ESTRO 2025 - Abstract Book
S2692
Physics - Dose calculation algorithms
ESTRO 2025
2060
Digital Poster Angle dependent dose transformer algorithm for fast proton therapy dose calculations Mikołaj Arkadiusz Stryja, Zoltán Perkó, Danny Lathouwers Radiation Science & Technology, Delft University of Technology, Delft, Netherlands
Purpose/Objective: Adaptive pencil beam scanning proton therapy (PBSPT) requires a fast and accurate dose calculation.

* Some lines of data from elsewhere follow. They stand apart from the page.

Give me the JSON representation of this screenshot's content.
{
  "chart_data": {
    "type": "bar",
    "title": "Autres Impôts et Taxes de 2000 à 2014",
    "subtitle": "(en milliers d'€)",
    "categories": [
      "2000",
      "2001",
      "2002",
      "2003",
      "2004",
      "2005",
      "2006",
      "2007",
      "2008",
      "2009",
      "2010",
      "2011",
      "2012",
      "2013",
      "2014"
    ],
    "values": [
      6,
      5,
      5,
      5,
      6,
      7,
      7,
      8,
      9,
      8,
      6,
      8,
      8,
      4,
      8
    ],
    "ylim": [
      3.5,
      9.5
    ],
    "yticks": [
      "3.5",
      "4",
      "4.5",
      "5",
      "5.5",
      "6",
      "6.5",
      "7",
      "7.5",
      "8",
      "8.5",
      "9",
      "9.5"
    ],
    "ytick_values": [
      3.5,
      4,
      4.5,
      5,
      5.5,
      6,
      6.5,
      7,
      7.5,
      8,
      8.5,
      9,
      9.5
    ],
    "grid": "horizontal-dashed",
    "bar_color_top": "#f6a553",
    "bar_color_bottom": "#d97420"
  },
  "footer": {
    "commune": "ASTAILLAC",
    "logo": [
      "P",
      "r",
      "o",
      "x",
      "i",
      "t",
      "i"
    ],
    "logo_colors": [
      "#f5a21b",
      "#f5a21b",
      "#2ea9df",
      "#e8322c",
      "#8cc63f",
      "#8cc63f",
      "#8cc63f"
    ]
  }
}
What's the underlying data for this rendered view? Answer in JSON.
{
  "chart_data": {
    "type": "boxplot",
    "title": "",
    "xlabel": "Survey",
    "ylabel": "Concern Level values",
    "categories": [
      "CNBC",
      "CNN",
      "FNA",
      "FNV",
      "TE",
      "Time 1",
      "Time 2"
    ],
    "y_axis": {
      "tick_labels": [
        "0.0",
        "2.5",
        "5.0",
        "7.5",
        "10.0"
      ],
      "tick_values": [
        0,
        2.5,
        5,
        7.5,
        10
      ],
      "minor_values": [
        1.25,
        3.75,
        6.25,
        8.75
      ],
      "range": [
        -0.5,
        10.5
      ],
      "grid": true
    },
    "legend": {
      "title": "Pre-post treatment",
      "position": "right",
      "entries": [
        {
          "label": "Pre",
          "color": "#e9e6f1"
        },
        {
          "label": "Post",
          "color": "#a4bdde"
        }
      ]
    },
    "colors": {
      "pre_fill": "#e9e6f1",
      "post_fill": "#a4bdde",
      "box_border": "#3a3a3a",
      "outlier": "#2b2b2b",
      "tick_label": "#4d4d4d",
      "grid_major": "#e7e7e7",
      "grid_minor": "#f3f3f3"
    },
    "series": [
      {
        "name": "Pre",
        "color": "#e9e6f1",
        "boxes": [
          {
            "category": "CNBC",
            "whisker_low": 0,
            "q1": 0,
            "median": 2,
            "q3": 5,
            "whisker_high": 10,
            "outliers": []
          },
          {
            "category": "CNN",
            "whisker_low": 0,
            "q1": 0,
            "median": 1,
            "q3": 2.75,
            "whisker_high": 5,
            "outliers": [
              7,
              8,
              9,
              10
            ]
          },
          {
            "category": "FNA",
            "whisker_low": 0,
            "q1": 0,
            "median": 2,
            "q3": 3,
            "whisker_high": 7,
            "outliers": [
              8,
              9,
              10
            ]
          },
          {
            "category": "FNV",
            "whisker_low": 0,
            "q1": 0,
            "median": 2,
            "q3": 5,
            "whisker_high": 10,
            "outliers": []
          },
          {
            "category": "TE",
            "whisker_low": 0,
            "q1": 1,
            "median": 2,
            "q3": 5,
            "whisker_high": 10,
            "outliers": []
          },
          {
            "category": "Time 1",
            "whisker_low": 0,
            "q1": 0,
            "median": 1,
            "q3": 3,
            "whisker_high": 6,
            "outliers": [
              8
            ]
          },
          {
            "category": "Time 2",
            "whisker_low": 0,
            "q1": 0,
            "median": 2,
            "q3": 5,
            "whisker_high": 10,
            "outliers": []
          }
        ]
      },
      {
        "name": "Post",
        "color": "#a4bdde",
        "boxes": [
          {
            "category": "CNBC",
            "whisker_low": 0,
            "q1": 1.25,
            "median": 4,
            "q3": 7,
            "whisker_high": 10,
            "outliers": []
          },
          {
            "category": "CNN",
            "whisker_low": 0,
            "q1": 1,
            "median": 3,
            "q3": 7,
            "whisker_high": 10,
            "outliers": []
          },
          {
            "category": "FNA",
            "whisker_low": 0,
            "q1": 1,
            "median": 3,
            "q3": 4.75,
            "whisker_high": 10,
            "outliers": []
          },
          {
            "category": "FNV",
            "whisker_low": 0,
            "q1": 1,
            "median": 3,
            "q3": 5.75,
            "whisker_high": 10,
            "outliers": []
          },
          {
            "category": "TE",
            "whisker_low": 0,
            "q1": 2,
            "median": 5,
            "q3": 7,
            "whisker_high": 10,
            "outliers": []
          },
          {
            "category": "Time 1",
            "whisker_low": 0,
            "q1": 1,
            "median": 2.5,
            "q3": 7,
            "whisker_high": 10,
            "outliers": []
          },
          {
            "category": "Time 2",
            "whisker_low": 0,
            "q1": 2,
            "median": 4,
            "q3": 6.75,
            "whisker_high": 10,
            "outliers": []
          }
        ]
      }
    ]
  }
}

Currently available deep-learning (DL)-based dose engine approaches, as presented in [3] and [4], require a CT grid input that is perpendicular to the proton beamlet’s ray. This constraint necessitates interpolating the input CT grid for each beamlet angle. The objective of this study is to develop a deep learning-based dose engine capable of accurately predicting 3D dose distributions delivered to the patient by proton beamlets with specified initial energy and angles determined by two scanning magnets. Material/Methods: We present the General Dose Transformer Algorithm (GDoTA), a novel transformer-based framework for predicting 3D dose distributions within a given patient geometry. Our model’s key innovation is the effective encoding of proton beamlet directions utilising fast 3D flux projections. These projections are constructed based on the beamlet spot size, beamlet angles, and initial energy of the beamlet determining initial spot size. Incorporating the beamlet direction as an input enables precise modelling of angular dependencies in dose distribution and using a single interpolated CT per gantry angle as geometry input, significantly reducing input preparation time. The model was trained on a dataset of 12,000 unique CT snippets extracted from 60 distinct lung CT scans from [1] using AdamW optimizer. Training was limited to 50 epochs, with an early-stopping mechanism. The model was trained using a balancing mean squared error (MSE) between predicted and true dose distributions and their corresponding Integral-Depth-Dose (IDD) profiles. Ground truth dose distributions were generated using MCsquare, a high-fidelity Monte Carlo dose calculation algorithm [2].